Judge refuses to toss Youngsville suit against Broussard
LAFAYETTE — A state judge declined to toss out a lawsuit Monday filed by Youngsville to block an annexation by the neighboring city of Broussard — the latest litigation in ongoing battles over land in fast-growing southern Lafayette Parish.
Youngsville filed a lawsuit earlier this year to contest Broussard’s annexation of a 40-foot-by-40-foot parcel near Heart D Farm Road and La. 89.
Broussard officials argue the small tract, an island of sorts beyond the existing Broussard city limits, is needed for a sewer lift station to extend service to new commercial and residential developments, both inside and outside the city.
Youngsville counters the annexation is an effort by Broussard to claim a piece of property that will serve as a roadblock to make it more difficult for Youngsville to annex land in the area.
Youngsville City Attorney George Knox wrote in court filings the annexation “serves no purpose to Broussard except to frustrate or impede Youngsville in its annexation efforts.”
At a court hearing Monday, Broussard’s attorney, Allan Durand, said Youngsville has no right to challenge its neighbor’s annexation, arguing state law generally allows annexation challenges only from someone who owns the property in question or a resident of the city doing the annexation.
“Nowhere does the law give a city the right to contest the annexation of another city,” Durand said.
Fifteenth Judicial District Judge John Trahan disagreed, ruling Youngsville can move forward with the lawsuit.
The tract in question is owned by Broussard, but Knox said Youngsville had already annexed a small piece of the property.

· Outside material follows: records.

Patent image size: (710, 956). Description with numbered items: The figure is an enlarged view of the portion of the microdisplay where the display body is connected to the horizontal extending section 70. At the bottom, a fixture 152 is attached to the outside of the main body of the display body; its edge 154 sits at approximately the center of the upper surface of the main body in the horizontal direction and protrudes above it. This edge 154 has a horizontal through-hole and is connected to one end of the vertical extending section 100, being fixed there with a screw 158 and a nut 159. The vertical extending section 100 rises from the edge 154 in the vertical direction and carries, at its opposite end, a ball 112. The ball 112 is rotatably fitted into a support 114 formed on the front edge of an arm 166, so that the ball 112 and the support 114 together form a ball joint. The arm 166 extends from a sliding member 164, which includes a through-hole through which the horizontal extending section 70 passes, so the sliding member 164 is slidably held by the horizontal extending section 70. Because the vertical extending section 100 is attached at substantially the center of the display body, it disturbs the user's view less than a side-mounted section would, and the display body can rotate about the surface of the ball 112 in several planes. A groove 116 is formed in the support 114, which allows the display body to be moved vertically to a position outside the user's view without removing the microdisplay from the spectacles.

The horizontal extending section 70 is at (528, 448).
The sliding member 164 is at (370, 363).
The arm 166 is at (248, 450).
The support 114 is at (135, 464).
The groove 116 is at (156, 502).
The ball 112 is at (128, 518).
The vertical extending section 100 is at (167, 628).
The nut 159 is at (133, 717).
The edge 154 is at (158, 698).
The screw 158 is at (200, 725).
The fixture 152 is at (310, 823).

The 40-foot-by-40-foot section in dispute is near a larger 75-acre tract that is the subject of a separate annexation lawsuit.
The owner of that parcel, Lorena Rose LLC, filed a lawsuit in July to contest Youngsville’s annexation of the property.
The owners have been working to develop the land and had sought to have Broussard annex the property, saying strict regulations in Youngsville drive up the expense of development by $2,000 per residential lot.
The annexation battles come after a legal settlement in June between the cities of Broussard and Lafayette that ended three years of bitter wrangling over annexations along the new stretch of Ambassador Caffery Parkway through southern Lafayette Parish.